PRE-CLEARANCE PROCEDURES FOR COMPANY INSIDERS

 

No Company Insider may trade in Company Securities until:

 

The Company Insider has notified the Chief Compliance Officer of the Company’s Insider’s intention to trade in Company Securities;

 

The Company Insider has determined that: (a) the Company Insider is not in possession of material, nonpublic information concerning the Company; and (b) to the Company Insider’s best knowledge, the proposed trade(s) does not give rise to disgorgement liability under Section 16 of the Securities Exchange Act of 1934, as amended, and complies with the requirements of Rule 144 of the Securities Act of 1933, as amended; and

 

The Chief Compliance Officer or his or her designee has approved the trade request

 

The Chief Compliance Officer will endeavor to provide written clearance as soon as practicable. If possible, a trade request should be received by the Chief Compliance Officer at least two business days prior to the intended trade date. After receiving written clearance to engage in a trade by the Chief Compliance Officer (“Clearance”), a Company Insider shall complete the proposed trade within five business days.

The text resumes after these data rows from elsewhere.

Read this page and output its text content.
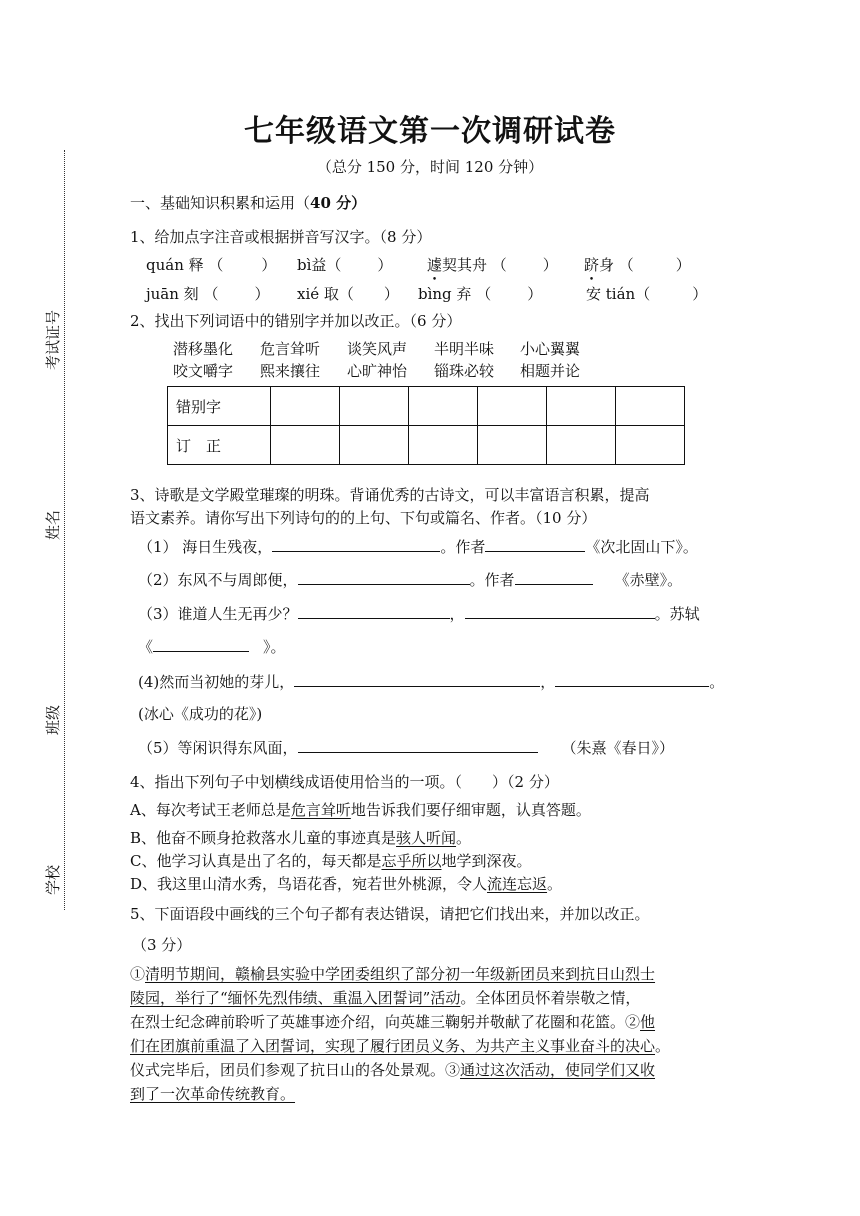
七年级语文第一次调研试卷
（总分 150 分，时间 120 分钟）
考试证号
姓名
班级
学校
一、基础知识积累和运用（40 分）
1、给加点字注音或根据拼音写汉字。（8 分）
quán 释 （	） bì益（ ） 遽契其舟 （ ） 跻身 （	）
juān 刻 （ ） xié 取（ ） bìng 弃 （ ）	安 tián（	）
2、找出下列词语中的错别字并加以改正。（6 分）
潜移墨化 危言耸听 谈笑风声 半明半味 小心翼翼
咬文嚼字 熙来攘往 心旷神怡 锱珠必较 相题并论
错别字						
订　正						
3、诗歌是文学殿堂璀璨的明珠。背诵优秀的古诗文，可以丰富语言积累，提高
语文素养。请你写出下列诗句的的上句、下句或篇名、作者。（10 分）
（1） 海日生残夜，	。作者	《次北固山下》。
（2）东风不与周郎便，	。作者	《赤壁》。
（3）谁道人生无再少？	，	。苏轼
《	》。
(4)然而当初她的芽儿，	，	。
(冰心《成功的花》)
（5）等闲识得东风面，	（朱熹《春日》）
4、指出下列句子中划横线成语使用恰当的一项。（　　）（2 分）
A、每次考试王老师总是危言耸听地告诉我们要仔细审题，认真答题。
B、他奋不顾身抢救落水儿童的事迹真是骇人听闻。
C、他学习认真是出了名的，每天都是忘乎所以地学到深夜。
D、我这里山清水秀，鸟语花香，宛若世外桃源，令人流连忘返。
5、下面语段中画线的三个句子都有表达错误，请把它们找出来，并加以改正。
（3 分）
①清明节期间，赣榆县实验中学团委组织了部分初一年级新团员来到抗日山烈士
陵园，举行了“缅怀先烈伟绩、重温入团誓词”活动。全体团员怀着崇敬之情，
在烈士纪念碑前聆听了英雄事迹介绍，向英雄三鞠躬并敬献了花圈和花篮。②他
们在团旗前重温了入团誓词，实现了履行团员义务、为共产主义事业奋斗的决心。
仪式完毕后，团员们参观了抗日山的各处景观。③通过这次活动，使同学们又收
到了一次革命传统教育。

If he or she deems it necessary, the Chief Compliance Officer may rescind a Clearance by written notice to the Company Insider, which notice may be by electronic mail. If an approved trade request is not executed within five business days following the date of Clearance, the Company Insider must submit a new trade request pursuant to the procedures outlined above.

 

The Chief Compliance Officer does not assume the responsibility for, and approval from the Chief Compliance Officer does not protect the Company Insider from, the consequences of prohibited insider trading.

 

Company Insiders shall provide to the Chief Compliance Officer any documentation reasonably requested by him or her in furtherance of the foregoing procedures. Any failure to provide such requested information will be grounds for denial of approval by the Chief Compliance Officer. In addition, at his or her discretion, the Chief Compliance Officer may also discuss a Company Insider’s proposed trade with the Company Insider’s manager or department head in order to inquire as to the existence of any material non-public information that the Company Insider may have or have access to.

 

The existence of the foregoing approval procedures does not in any way obligate the Chief Compliance Officer to approve any trade requested by a Company Insider. The Chief Compliance Officer may reject any trading request at his or her sole discretion. From time to time, an event may occur that is material to the Company and is known by only a few directors or executives. So long as the event remains material and non-public, the Chief Compliance Officer may determine not to approve any transactions in the Company’s securities. If a Company Insider requests clearance to trade in the Company’s securities during the pendency of such an event, the Chief Compliance Officer may reject the trading request without disclosing the reason.